The financial fallout of relationship failure hits women with children hard, with a 19% fall in their income after a break-up, according to new research from AUT.
The financial consequences of close to 16,000 parents who separated during 2009 were analysed by AUT Business School academic Dr Michael Fletcher in what is the first study of its type in New Zealand.
Using anonymised data Dr Fletcher was able to follow the economic fortunes of pairs of ex-partners up to three years after separation.
His analysis found in almost half of the separations the man gained financially, after taking into account the change in their family size, while their ex-partner was worse off. In a quarter of cases both were worse off.
“What typified that first group,” Dr Fletcher says, “is that they had a reasonably good income on average before the separation but most of it came from the man’s earnings. After separating, although the women increased their average earnings, this was not enough to offset the loss of the ex-partner’s income.

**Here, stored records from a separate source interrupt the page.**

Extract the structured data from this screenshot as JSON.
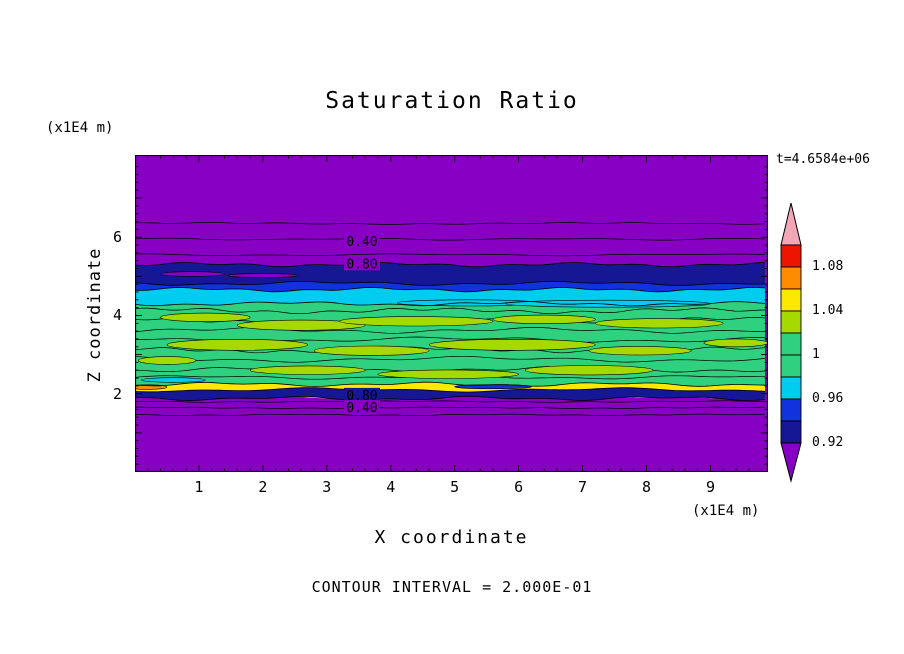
{
  "chart_data": {
    "type": "contour",
    "title": "Saturation Ratio",
    "timestamp_label": "t=4.6584e+06",
    "footer": "CONTOUR INTERVAL = 2.000E-01",
    "contour_interval": 0.2,
    "x_axis": {
      "label": "X coordinate",
      "unit": "(x1E4 m)",
      "ticks": [
        1,
        2,
        3,
        4,
        5,
        6,
        7,
        8,
        9
      ],
      "range": [
        0,
        9.9
      ],
      "minor_step": 0.2
    },
    "z_axis": {
      "label": "Z coordinate",
      "unit": "(x1E4 m)",
      "ticks": [
        2,
        4,
        6
      ],
      "range": [
        0,
        8.1
      ],
      "minor_step": 0.2
    },
    "colors": {
      "purple": "#8800C4",
      "navy": "#151795",
      "blue": "#1133DD",
      "cyan": "#00CCF0",
      "green": "#2FD07E",
      "ygreen": "#A6D900",
      "yellow": "#FFE800",
      "orange": "#FF8C00",
      "red": "#EE1500",
      "pink": "#F2A6B6",
      "line": "#000000"
    },
    "bands": [
      {
        "color": "navy",
        "z_top": 5.3,
        "z_bottom": 4.82
      },
      {
        "color": "blue",
        "z_top": 4.82,
        "z_bottom": 4.66
      },
      {
        "color": "cyan",
        "z_top": 4.66,
        "z_bottom": 4.3
      },
      {
        "color": "green",
        "z_top": 4.3,
        "z_bottom": 2.24
      },
      {
        "color": "yellow",
        "z_top": 2.24,
        "z_bottom": 2.1
      },
      {
        "color": "navy",
        "z_top": 2.1,
        "z_bottom": 1.88
      }
    ],
    "texture_lines": [
      {
        "z": 4.12,
        "amp": 3
      },
      {
        "z": 3.88,
        "amp": 3
      },
      {
        "z": 3.62,
        "amp": 3
      },
      {
        "z": 3.38,
        "amp": 3
      },
      {
        "z": 3.12,
        "amp": 3
      },
      {
        "z": 2.88,
        "amp": 3
      },
      {
        "z": 2.62,
        "amp": 3
      },
      {
        "z": 2.42,
        "amp": 2
      }
    ],
    "contour_lines": [
      {
        "z": 6.35,
        "amp": 1
      },
      {
        "z": 5.95,
        "amp": 1
      },
      {
        "z": 5.55,
        "amp": 1
      },
      {
        "z": 1.8,
        "amp": 0.8
      },
      {
        "z": 1.64,
        "amp": 0.8
      },
      {
        "z": 1.46,
        "amp": 0.8
      }
    ],
    "contour_labels": [
      {
        "text": "0.40",
        "x": 3.55,
        "z": 5.9,
        "bg": "purple"
      },
      {
        "text": "0.80",
        "x": 3.55,
        "z": 5.33,
        "bg": "purple"
      },
      {
        "text": "0.80",
        "x": 3.55,
        "z": 1.97,
        "bg": "navy"
      },
      {
        "text": "0.40",
        "x": 3.55,
        "z": 1.66,
        "bg": "purple"
      }
    ],
    "blobs": [
      {
        "x": 1.1,
        "z": 3.95,
        "rx": 0.7,
        "rz": 0.11,
        "color": "ygreen"
      },
      {
        "x": 2.6,
        "z": 3.75,
        "rx": 1.0,
        "rz": 0.13,
        "color": "ygreen"
      },
      {
        "x": 4.4,
        "z": 3.85,
        "rx": 1.2,
        "rz": 0.12,
        "color": "ygreen"
      },
      {
        "x": 6.4,
        "z": 3.9,
        "rx": 0.8,
        "rz": 0.11,
        "color": "ygreen"
      },
      {
        "x": 8.2,
        "z": 3.8,
        "rx": 1.0,
        "rz": 0.12,
        "color": "ygreen"
      },
      {
        "x": 1.6,
        "z": 3.25,
        "rx": 1.1,
        "rz": 0.14,
        "color": "ygreen"
      },
      {
        "x": 3.7,
        "z": 3.1,
        "rx": 0.9,
        "rz": 0.12,
        "color": "ygreen"
      },
      {
        "x": 5.9,
        "z": 3.25,
        "rx": 1.3,
        "rz": 0.14,
        "color": "ygreen"
      },
      {
        "x": 7.9,
        "z": 3.1,
        "rx": 0.8,
        "rz": 0.11,
        "color": "ygreen"
      },
      {
        "x": 9.4,
        "z": 3.3,
        "rx": 0.5,
        "rz": 0.1,
        "color": "ygreen"
      },
      {
        "x": 2.7,
        "z": 2.6,
        "rx": 0.9,
        "rz": 0.11,
        "color": "ygreen"
      },
      {
        "x": 4.9,
        "z": 2.5,
        "rx": 1.1,
        "rz": 0.11,
        "color": "ygreen"
      },
      {
        "x": 7.1,
        "z": 2.6,
        "rx": 1.0,
        "rz": 0.12,
        "color": "ygreen"
      },
      {
        "x": 0.5,
        "z": 2.85,
        "rx": 0.45,
        "rz": 0.1,
        "color": "ygreen"
      },
      {
        "x": 5.2,
        "z": 4.32,
        "rx": 1.1,
        "rz": 0.08,
        "color": "cyan"
      },
      {
        "x": 7.4,
        "z": 4.3,
        "rx": 1.6,
        "rz": 0.09,
        "color": "cyan"
      },
      {
        "x": 0.6,
        "z": 2.35,
        "rx": 0.5,
        "rz": 0.06,
        "color": "cyan"
      },
      {
        "x": 0.9,
        "z": 5.06,
        "rx": 0.5,
        "rz": 0.06,
        "color": "purple"
      },
      {
        "x": 2.0,
        "z": 5.02,
        "rx": 0.55,
        "rz": 0.05,
        "color": "purple"
      },
      {
        "x": 0.2,
        "z": 2.17,
        "rx": 0.3,
        "rz": 0.06,
        "color": "orange"
      },
      {
        "x": 5.6,
        "z": 2.18,
        "rx": 0.6,
        "rz": 0.05,
        "color": "blue"
      }
    ],
    "colorbar": {
      "labels": [
        "1.08",
        "1.04",
        "1",
        "0.96",
        "0.92"
      ],
      "label_boundaries": [
        1,
        3,
        5,
        7,
        9
      ],
      "segments": [
        "red",
        "orange",
        "yellow",
        "ygreen",
        "green",
        "green",
        "cyan",
        "blue",
        "navy"
      ],
      "top_color": "pink",
      "bottom_color": "purple"
    }
  }
}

They were also more likely to have care of the children than were the men.
“The group where both partners were worse off looks quite different. The women still lose because they no longer have the man’s income coming into the household but the men were also worse off on average because their average earnings fell significantly.”
In 11% of cases the women came out ahead, with the final 16% of couples both better off after splitting.
“When I focused on the group where both were at least 10% better off after adjusting for family size, what came through was first, that this group had a low average income before they separated and, second, that both the men and the women increased their earnings substantially in the year following the separation year.”
Relationship failure can have the effect of pushing many former couples and their children into poverty.
The research found the collapse of a relationship led to large increases in poverty among the studied group. Compared to a matched comparison group of similar people who did not separate, poverty rose 16.4 percentage points for the women and 8.8 percentage points for men. This impact lasted for the three years after separation.
Separation also has a significant impact on the average amount of benefit payments people received. The average amount of benefit support paid to the men post-breakup rose 44%, while the average for women increased 300%.
The increase in poverty rates, which will be reflected in the poverty rates for many of the children, and the absence of any improvement, on average, over the medium-term is particularly concerning, and the large increase in average welfare payments to women with children are a disturbing combination, Dr Fletcher says.
“They suggest that for a significant number, separation results in a movement onto welfare, especially among women, and that those who do move onto benefit do not find it easy to move off.
“A positive view of this is that the welfare system is serving a core welfare purpose of providing a safety net. The negative side is that it appears not to be preventing poverty, nor to be a short-term effect.”